Stop Trying to Anticipate the Market INSTEAD, DIVERSIFY YOUR CAPITAL AND DIAL INTO A STABLE VOLUME VS. MARGIN STRATEGY.

ALEX KADDAH

A s Oscar Wilde once said, “expect the unexpected.” This phrase eloquently encapsulates the private real estate market. Striking the right balance between flexibility and rigidity is crucial. A firm foundation of sound business practices ensures successful underwriting, even in the face of market volatility.
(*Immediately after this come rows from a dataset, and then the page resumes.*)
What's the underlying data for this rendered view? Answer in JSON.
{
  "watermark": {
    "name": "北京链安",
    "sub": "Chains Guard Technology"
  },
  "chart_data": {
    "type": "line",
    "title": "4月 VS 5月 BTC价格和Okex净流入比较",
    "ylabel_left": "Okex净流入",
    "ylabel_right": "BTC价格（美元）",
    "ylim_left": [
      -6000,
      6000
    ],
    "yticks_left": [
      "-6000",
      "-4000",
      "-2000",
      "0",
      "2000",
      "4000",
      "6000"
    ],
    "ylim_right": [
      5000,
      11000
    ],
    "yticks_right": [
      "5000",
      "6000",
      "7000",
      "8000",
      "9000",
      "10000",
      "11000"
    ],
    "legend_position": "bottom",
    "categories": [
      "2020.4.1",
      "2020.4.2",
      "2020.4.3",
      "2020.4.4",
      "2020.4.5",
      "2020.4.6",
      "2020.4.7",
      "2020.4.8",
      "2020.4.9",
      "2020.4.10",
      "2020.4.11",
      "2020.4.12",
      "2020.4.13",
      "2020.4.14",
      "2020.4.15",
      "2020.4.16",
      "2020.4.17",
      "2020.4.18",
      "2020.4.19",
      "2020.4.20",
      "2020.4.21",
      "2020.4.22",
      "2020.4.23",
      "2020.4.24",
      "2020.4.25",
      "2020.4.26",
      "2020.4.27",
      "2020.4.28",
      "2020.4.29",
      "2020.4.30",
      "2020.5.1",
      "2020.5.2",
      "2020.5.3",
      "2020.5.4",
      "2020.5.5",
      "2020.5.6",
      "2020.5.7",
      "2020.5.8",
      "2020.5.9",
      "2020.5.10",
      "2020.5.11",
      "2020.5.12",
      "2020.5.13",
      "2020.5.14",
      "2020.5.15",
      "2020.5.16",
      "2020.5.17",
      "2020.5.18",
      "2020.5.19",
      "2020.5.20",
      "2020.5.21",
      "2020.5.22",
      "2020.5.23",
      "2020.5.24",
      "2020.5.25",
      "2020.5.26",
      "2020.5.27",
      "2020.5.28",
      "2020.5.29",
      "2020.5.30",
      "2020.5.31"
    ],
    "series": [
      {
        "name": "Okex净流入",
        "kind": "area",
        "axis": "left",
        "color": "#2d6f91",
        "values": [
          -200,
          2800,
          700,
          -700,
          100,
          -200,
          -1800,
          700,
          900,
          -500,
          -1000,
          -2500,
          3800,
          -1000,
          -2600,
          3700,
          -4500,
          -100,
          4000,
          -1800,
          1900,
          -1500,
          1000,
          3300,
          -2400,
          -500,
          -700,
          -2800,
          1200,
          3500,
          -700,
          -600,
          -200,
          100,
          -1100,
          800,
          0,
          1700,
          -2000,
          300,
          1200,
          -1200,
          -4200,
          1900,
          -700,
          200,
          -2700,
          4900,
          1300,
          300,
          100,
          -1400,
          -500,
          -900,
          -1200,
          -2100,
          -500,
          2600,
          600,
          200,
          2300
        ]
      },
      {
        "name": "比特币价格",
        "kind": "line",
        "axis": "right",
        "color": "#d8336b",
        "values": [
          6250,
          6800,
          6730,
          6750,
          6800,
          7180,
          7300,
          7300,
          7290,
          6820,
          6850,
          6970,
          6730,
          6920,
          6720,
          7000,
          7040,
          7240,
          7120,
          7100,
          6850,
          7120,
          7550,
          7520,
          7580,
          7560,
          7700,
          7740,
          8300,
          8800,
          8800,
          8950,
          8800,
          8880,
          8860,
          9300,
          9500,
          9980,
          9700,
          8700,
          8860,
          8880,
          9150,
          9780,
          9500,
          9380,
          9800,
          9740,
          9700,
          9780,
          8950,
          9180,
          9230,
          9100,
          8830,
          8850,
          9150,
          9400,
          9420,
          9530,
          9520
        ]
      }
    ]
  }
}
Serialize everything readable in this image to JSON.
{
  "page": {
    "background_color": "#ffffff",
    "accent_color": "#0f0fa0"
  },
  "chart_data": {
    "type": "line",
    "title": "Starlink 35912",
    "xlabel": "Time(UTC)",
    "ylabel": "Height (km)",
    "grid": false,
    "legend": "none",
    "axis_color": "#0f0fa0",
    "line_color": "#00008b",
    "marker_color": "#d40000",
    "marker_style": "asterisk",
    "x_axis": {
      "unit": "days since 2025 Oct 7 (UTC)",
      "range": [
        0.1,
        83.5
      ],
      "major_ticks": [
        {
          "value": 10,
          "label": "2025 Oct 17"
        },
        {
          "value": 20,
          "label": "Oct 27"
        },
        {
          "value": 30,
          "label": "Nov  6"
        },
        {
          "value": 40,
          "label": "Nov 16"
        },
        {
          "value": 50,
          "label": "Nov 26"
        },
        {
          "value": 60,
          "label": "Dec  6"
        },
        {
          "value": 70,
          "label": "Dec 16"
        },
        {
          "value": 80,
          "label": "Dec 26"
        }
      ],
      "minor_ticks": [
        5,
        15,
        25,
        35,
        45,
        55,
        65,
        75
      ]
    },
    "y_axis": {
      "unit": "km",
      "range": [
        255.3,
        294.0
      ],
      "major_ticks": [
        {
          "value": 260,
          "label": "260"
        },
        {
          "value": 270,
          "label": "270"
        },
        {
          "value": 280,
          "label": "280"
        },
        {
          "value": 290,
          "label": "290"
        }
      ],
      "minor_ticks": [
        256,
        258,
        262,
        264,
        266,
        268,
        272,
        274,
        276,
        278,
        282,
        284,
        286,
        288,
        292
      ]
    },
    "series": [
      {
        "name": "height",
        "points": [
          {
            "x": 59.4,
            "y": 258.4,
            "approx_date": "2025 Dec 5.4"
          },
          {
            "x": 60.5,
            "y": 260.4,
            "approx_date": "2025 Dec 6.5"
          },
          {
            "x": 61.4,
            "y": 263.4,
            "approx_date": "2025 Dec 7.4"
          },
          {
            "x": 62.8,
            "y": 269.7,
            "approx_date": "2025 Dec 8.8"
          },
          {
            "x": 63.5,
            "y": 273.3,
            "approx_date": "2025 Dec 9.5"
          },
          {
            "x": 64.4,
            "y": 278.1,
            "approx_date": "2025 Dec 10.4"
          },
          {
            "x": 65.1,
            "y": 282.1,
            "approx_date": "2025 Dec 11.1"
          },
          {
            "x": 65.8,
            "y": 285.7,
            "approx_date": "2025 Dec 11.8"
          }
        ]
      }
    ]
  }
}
THE RISK OF RELYING ON A SINGLE CAPITAL SOURCE When building a business, it’s essential not to rely solely on a single capital provider or line of credit. That institution

could decide it has exhausted its funds, leaving all your pending loans, whether five or 500, in jeopardy. Diversifying your funding sources provides the flexibility and adaptability needed to consistently close quality loans, regardless of unforeseen challenges. Your organization must be prepared: Have plans and think through scenarios. There are two fundamental ways to make money in our industry: high volume with low spread or lower volume with higher spread. Not a single company that does high volume with high margins has ever succeeded. Run as far away

as possible if someone ever tells you they do that. In fact, companies that do run on riskier business models have never failed to go under. Why? Because of market volatility. We never truly know when the market will rise and fall; however, we do know it follows a cyclical pattern and is bound to happen. The second the market turns, those companies seemingly go under overnight, stop lending, leaving hundreds unemployed—uncertain about where their capital stands until the market turns right again.